SuvarnabhumiThe proposed bill will be considered as a replacement for the 1978 and 1995 laws and states that anybody that destroys and aircraft in service, damages an aircraft to the point where it is no longer operational or plants any material in an aircraft that causes it damager will face execution or live in prison, further more anybody whose actions force the closure of the airport, damage the airport facilities, or maim or kill anybody within the airport would face the death penalty or a life behind bars, murdering anybody in the airport would carry the same sentence.

However NLA member Somchai Sawangkarn said that the death penalty for causing closure to an airport could be too harsh, none such penalties for such an act elsewhere and many countries no longer have the death penalty he said. He went on to say that he did not support the closure of airports but when an airport needs to be shut down, such as the 2008 protests where Suvarnabhumi and Don Meuang were shut he felt that the law should give operators room for maneuver.

A second NLA member Klanarong Chantick, felt that some of the articles in the bill could harm the aviation industry and were not realistic such as Article 12 that states that passengers affected by drugs or alcohol in flight should receive five years in jail and a five hundred thousand baht fine, he said this in real terms means that serving alcohol on board was effectively prohibited. He also raised concerns about Article 8 that states that those caught smoking in a restricted area would be fined twenty thousand baht, the same punishment for those bringing prohibited substances and explosives onto a plane, articles he feels should be amended.

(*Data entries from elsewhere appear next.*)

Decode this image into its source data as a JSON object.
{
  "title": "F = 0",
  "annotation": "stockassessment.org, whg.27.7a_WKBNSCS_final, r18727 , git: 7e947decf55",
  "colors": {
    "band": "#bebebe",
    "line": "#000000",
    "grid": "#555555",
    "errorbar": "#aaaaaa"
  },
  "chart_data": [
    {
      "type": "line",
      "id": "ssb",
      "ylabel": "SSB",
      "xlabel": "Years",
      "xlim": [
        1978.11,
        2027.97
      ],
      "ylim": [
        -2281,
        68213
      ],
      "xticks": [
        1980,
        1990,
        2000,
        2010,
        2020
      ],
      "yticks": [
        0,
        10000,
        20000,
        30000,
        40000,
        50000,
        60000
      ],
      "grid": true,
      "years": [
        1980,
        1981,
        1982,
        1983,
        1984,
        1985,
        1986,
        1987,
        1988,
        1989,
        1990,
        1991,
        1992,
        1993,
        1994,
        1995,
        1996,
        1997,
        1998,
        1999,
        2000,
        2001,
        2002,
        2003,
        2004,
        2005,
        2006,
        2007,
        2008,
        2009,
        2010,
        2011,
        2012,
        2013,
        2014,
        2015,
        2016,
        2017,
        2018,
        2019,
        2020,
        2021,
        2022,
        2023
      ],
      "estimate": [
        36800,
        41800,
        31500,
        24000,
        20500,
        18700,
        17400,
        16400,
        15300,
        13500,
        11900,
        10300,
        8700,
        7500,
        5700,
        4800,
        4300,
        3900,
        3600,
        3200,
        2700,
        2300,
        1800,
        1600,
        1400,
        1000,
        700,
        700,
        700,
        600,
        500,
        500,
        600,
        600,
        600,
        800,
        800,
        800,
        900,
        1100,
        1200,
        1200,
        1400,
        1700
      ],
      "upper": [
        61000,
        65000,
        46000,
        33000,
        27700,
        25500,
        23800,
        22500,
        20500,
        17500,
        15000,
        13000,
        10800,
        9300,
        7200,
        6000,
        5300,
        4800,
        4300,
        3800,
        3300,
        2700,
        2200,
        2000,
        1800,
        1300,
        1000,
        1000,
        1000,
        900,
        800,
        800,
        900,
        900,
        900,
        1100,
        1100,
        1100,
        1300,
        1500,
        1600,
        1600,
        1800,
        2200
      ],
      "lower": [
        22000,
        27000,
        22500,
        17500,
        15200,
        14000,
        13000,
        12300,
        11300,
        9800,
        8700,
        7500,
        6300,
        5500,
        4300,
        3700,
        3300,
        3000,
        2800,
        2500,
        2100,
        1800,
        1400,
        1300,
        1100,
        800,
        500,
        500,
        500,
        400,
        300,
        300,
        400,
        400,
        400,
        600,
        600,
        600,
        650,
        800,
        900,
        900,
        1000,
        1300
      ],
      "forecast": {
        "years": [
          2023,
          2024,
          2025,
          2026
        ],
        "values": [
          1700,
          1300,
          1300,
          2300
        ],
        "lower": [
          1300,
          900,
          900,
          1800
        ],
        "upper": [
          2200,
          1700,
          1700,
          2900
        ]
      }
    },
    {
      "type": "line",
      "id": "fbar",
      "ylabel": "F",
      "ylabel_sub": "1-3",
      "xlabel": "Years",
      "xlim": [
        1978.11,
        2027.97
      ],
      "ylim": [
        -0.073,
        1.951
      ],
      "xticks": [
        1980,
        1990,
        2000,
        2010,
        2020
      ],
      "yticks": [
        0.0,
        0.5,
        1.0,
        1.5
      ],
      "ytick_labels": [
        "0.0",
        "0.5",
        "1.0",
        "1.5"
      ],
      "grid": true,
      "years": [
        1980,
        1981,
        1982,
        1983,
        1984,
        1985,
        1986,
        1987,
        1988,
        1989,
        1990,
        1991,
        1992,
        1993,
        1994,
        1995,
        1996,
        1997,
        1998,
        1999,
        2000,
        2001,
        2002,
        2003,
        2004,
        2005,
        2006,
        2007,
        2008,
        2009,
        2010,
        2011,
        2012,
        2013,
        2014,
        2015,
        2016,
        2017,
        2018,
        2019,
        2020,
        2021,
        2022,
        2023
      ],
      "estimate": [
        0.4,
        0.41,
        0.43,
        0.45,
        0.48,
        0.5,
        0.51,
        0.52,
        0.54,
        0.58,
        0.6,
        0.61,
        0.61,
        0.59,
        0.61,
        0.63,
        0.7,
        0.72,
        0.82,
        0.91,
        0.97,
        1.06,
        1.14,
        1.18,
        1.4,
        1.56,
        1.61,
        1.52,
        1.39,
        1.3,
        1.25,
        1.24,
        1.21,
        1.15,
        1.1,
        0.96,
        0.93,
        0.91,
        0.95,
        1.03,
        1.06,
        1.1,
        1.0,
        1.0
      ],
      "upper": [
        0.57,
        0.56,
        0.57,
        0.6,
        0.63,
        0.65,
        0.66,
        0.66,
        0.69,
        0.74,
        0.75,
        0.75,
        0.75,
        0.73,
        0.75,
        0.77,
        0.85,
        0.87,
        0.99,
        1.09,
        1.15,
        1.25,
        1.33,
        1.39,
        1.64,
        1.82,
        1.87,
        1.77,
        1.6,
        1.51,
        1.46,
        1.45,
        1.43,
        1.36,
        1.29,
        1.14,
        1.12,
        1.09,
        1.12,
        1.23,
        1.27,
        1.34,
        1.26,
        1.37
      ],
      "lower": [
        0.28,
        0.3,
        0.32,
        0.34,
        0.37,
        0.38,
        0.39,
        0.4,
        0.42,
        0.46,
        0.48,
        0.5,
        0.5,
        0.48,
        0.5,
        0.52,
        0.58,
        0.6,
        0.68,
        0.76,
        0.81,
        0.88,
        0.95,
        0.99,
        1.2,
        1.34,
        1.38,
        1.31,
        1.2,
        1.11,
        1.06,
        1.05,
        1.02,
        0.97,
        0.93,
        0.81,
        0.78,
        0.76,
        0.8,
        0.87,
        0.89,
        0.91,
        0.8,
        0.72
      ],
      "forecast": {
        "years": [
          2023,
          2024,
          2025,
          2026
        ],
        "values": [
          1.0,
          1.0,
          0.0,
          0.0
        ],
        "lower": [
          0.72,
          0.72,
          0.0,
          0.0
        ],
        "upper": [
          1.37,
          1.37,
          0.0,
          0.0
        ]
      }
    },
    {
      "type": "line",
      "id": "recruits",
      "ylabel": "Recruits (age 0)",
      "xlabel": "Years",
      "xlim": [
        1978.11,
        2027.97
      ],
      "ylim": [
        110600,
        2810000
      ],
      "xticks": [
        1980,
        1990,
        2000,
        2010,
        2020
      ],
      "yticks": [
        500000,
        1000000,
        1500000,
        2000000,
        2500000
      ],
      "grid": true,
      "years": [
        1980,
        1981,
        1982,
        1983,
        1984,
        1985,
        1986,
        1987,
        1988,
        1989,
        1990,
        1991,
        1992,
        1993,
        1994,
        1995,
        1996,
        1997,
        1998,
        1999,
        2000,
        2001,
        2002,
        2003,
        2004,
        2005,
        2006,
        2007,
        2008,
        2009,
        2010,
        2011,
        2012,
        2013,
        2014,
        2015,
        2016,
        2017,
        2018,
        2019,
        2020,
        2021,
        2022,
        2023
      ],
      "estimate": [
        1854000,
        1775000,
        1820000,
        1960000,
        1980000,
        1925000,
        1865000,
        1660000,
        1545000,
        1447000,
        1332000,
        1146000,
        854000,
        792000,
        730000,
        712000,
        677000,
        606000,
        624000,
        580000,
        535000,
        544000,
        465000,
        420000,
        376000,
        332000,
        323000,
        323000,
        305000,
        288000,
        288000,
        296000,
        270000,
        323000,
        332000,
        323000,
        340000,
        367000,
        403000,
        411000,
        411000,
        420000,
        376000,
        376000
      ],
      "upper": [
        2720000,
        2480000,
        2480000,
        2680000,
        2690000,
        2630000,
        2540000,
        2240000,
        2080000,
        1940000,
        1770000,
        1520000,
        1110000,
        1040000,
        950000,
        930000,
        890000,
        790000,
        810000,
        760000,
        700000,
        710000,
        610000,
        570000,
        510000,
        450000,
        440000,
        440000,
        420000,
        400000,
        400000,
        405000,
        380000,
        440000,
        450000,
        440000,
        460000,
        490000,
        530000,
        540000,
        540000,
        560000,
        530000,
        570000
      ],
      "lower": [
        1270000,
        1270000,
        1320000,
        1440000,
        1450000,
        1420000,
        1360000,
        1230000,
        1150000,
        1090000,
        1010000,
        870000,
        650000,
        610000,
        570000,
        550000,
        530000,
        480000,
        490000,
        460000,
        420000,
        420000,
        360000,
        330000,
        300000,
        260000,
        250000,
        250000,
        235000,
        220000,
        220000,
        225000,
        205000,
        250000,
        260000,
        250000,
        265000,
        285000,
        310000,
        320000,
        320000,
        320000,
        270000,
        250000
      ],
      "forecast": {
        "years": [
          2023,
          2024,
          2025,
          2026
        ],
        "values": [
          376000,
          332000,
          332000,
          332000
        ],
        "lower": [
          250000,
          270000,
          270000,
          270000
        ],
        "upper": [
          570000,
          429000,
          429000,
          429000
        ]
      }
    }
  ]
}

Prajin Juntong, transport minister ACM said that the government would take the concerns of the lawmakers into consideration and the bill would be amended during meetings of an ad-hoc committee.

Other articles in the proposed bill include a fine of one hundred and twenty thousand baht or three years in prison for sexual harassment, sexual offence or indecency, five years in jail or a one hundred and twenty thousand baht fine for anybody that uses force to hurt somebody, damages somebody else’s property and those drinking alcohol and or using narcotics as well as anybody causing chaos on a flight.